SYDNEY, Dec 10 (AFP) - Former Australian Cricket Board chairman Alan Crompton said Thursday an Indian bookmaker may have paid Shane Warne and Mark Waugh 11,000 dollars (6,600 US) to try to lure them into a long term deal2E
Crompton was chairman of the ACB in 1995 and personally handled the inquiry into the two players taking money from the bookie.
"It's been suggested they were being set up to do other things at another time but it never got that far," he said.
"It never ever got that far because the players realised they'd compromised their situation.
"If there had been the slightest hint of anything else we would have handled the matter differently.
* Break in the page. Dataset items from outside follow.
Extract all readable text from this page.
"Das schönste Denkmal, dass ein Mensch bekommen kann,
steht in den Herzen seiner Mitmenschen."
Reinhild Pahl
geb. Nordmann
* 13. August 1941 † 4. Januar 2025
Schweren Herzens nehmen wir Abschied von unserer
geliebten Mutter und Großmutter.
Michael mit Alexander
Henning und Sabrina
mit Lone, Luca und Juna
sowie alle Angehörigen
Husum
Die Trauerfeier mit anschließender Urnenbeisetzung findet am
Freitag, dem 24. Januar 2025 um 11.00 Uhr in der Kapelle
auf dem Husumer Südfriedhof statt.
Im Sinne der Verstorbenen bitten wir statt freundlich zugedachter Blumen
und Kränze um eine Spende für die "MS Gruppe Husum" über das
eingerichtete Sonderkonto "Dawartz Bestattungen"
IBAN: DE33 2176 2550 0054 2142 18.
We took action that was appropriate at the time," he added.
Warne and Waugh admitted Wednesday they had been "naive and stupid" in accepting cash from the bookmaker for information on the weather and the state of the pitch.
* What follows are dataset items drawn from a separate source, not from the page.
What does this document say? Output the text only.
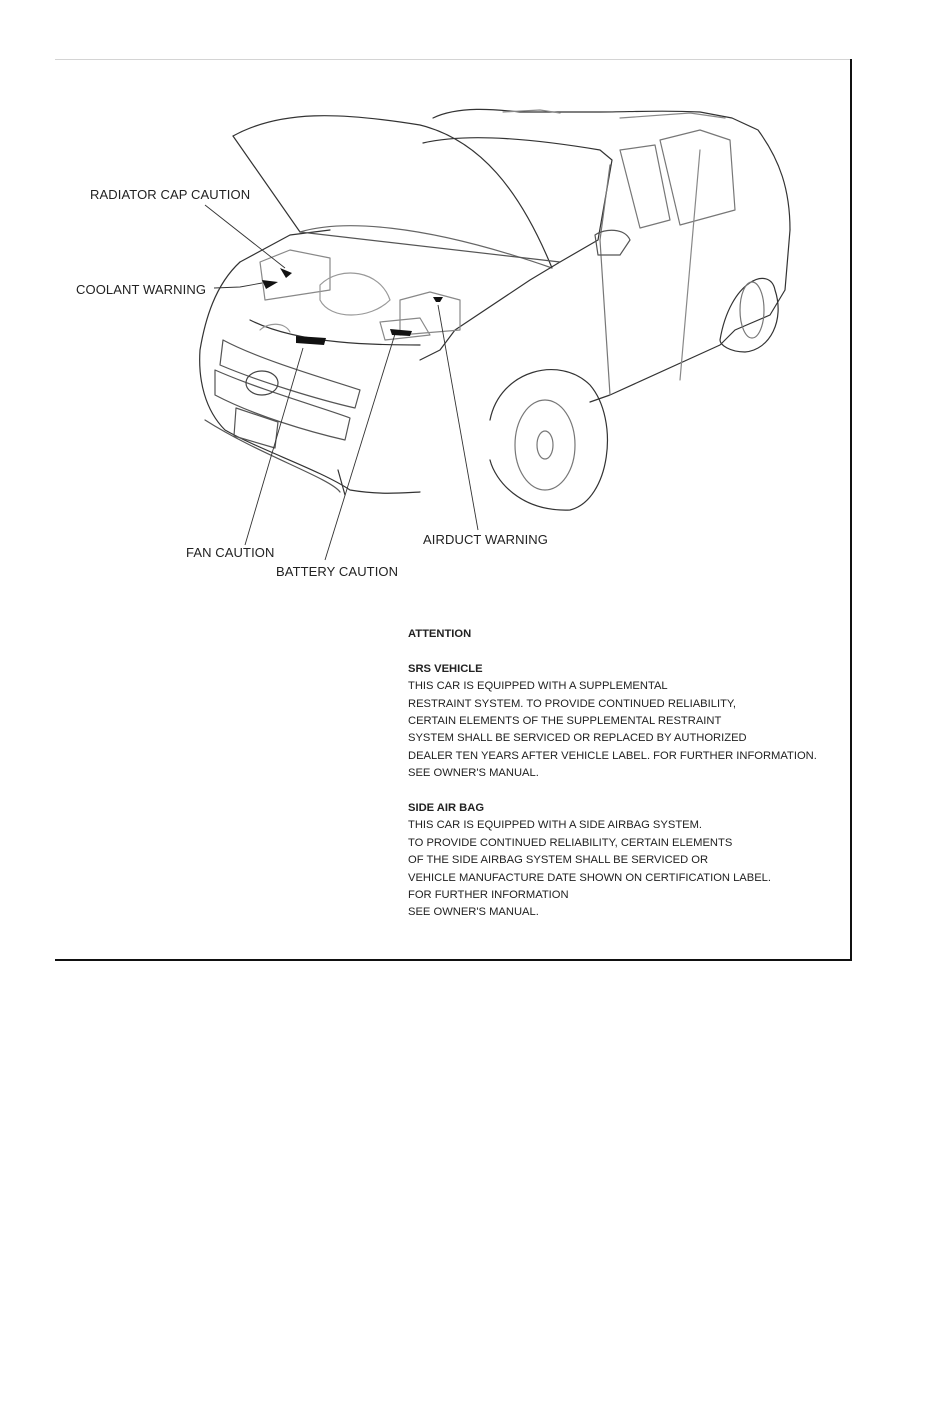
RADIATOR CAP CAUTION
COOLANT WARNING
FAN CAUTION
BATTERY CAUTION
AIRDUCT WARNING
ATTENTION
SRS VEHICLE
THIS CAR IS EQUIPPED WITH A SUPPLEMENTAL
RESTRAINT SYSTEM. TO PROVIDE CONTINUED RELIABILITY,
CERTAIN ELEMENTS OF THE SUPPLEMENTAL RESTRAINT
SYSTEM SHALL BE SERVICED OR REPLACED BY AUTHORIZED
DEALER TEN YEARS AFTER VEHICLE LABEL. FOR FURTHER INFORMATION.
SEE OWNER'S MANUAL.
SIDE AIR BAG
THIS CAR IS EQUIPPED WITH A SIDE AIRBAG SYSTEM.
TO PROVIDE CONTINUED RELIABILITY, CERTAIN ELEMENTS
OF THE SIDE AIRBAG SYSTEM SHALL BE SERVICED OR
VEHICLE MANUFACTURE DATE SHOWN ON CERTIFICATION LABEL.
FOR FURTHER INFORMATION
SEE OWNER'S MANUAL.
Crompton admitted he had not interviewed the bookmaker but insisted no other information had been passed on to the bookie.
"If there had been a hint of anything else we would have pursued it," said Crompton, a Sydney lawyer.
He said the players were being paid for a "very modest and harmless service, harmless as they saw it".
Warne and Waugh were fined 8,000 dollars (4,800 US) and 10,000 dollars (6,000 US) respectively in 1995 but the disciplinary action was hushed up for three years.
Crompton defended the Board's action in keeping the matter quiet.
"Senior players deserve protection, too," he said. "There could have been the risk of innuendo or suspicion or assumption they were involved in other levels when I was clearly satisfied they were not," he said.
Australian captain Mark Taylor said in Adelaide where his team were preparing for the third Test against England starting Friday the matter should be forgotten.
"They made mistakes but life goes on," he said.
However the controversy will clearly not lie down as all Australia's media agonised over the country's loss of face on Thursday and one radio station started a poll asking listeners to ring in to say whether Warne should be allowed to play Test cricket again.